Prisoners of many nationalities worked in the camp: there were Lithuanians, Latvians and Estonians, but the majority of the prisoners were Poles. The majority were imprisoned in the camp for counter-revolutionary activities. There were also citizens of the Soviet Union, such as Russians, Ukrainians, Belarusians, Uzbeks, Turkmen, Georgians, and representatives of many other nationalities. The above were imprisoned for all sorts of crimes, they had been tried both under the politicheskaya stattia and the bytovoy stattia (robbery, theft, etc.). Russian political prisoners stood out among the Russian prisoners, as they were quite intelligent and understanding, they sympathized with the Poles and helped us keep our spirits up, whereas the others treated the Poles with arrogance, stole and robbed from them; there were many fights with them. It was impossible to have friendly relations with them. The relations with prisoners from Lithuania, Latvia and Estonia, on the other hand, were rather good.

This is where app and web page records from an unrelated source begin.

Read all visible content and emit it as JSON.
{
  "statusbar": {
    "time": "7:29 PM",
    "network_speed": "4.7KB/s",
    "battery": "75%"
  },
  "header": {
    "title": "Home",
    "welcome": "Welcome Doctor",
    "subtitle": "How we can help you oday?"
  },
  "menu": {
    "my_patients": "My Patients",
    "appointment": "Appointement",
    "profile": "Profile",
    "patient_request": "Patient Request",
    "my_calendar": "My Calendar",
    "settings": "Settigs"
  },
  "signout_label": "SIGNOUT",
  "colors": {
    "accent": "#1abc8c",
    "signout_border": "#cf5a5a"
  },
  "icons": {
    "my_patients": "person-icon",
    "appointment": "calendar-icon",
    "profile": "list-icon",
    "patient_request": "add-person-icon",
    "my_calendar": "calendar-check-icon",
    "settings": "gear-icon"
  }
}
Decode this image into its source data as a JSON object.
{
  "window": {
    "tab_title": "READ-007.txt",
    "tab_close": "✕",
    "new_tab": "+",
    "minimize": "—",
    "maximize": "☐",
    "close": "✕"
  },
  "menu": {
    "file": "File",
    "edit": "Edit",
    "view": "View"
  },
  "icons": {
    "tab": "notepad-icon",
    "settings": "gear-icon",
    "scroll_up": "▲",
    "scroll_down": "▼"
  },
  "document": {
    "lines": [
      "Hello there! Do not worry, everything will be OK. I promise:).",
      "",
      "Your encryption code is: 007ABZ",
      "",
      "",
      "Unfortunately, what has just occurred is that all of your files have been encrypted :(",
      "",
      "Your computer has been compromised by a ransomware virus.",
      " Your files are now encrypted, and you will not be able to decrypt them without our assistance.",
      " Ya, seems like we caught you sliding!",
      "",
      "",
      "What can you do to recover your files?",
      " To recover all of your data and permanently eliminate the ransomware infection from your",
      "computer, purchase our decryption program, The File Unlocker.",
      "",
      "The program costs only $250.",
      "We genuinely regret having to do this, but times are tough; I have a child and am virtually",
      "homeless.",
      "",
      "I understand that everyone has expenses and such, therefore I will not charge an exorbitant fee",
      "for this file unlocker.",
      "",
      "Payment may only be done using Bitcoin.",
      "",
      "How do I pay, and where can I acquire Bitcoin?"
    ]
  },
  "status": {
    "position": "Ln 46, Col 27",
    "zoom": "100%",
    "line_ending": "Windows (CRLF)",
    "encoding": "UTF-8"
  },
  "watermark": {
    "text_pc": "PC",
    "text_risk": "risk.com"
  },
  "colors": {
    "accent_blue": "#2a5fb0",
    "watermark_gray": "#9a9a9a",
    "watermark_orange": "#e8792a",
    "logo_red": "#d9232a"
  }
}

6. Life in the camp or prison (average day, working conditions, prescribed amount of work, remuneration, food, clothing, cultural and other activities etc.):

The camp life was very bad. The wake-up call (podyom) was at 5.00 a.m. From 5.00 to 6.00 a.m. we had to dress ourselves for work (and we were issued breakfast, that is, 3/4 liter of some watery, fatless porridge). At 6.00 a.m. we were assigned to work (the so-called razvod). I worked in a coal mine under very harsh conditions, as I had to work almost the entire day, that is, from 6.00 a.m. to 12.00 p.m., having eaten nothing but the watery and fatless porridge. From 12.00 p.m. to 1.00 p.m. we had a dinner break, during which we received a dinner of two spoons of millet groats, oat soup and boiled fish (the so-called treska [cod]). Then we worked again from 1.00 p.m. to 6.00 p.m. At 6.00 p.m. we finished work and were marched under escort back to the camp. Immediately after our return we received supper (bare porridge and boiling water – kipiatok), and after supper we went to sleep. The working conditions were very hard: one person had to [illegible] seven cubic meters of earth: this so-called quota was impossible to meet. Those who failed to fill 100% of the quota received very meager food (from the first caldron), consisting of water with a few oat grains and 300 grams of bread. [Illegible] prisoners lived at our expense. For instance, when a Polish prisoner met 90% of the quota, the foreman would note down 50% and distribute the rest among his friends, who then received food from the so-called Stakhanovites’ caldron. This was the case at the beginning of our stay in the camp, for three months, and lasted until we noticed this scam [?]. As a result of this swindle, many people became exhausted due to the lack of nourishing food and excess of [two illegible lines].

7. The NKVD’s attitude towards Poles (interrogation methods, torture and other forms of punishment, Communist propaganda, information about Poland, etc.):

The NKVD was hostile towards the Poles. During interrogations the Poles were beaten, incarcerated in dark cells, spat on in the face, and indoctrinated with Communist propaganda.

8. Medical assistance, hospitals, mortality rate (give the names of the deceased):

The medical assistance was poor. Sick people were forced to work. One of the Poles died, injured by one of the escorts, this injury being caused by negligence. The injured man was called Śmigus; I don’t remember his name, but I know that he came from Warsaw. The above-mentioned laborer died shortly after the accident.

9. Was there any possibility to get in contact with one’s country and family?

When I was in the camp, I was in contact with my wife, who lived in Poland, in the Stolin district.

10. When were you released and how did you manage to join the army?

I was released from the camp when the amnesty for Polish citizens was proclaimed, and I was directed to the Polish Army in the town of Totskoye.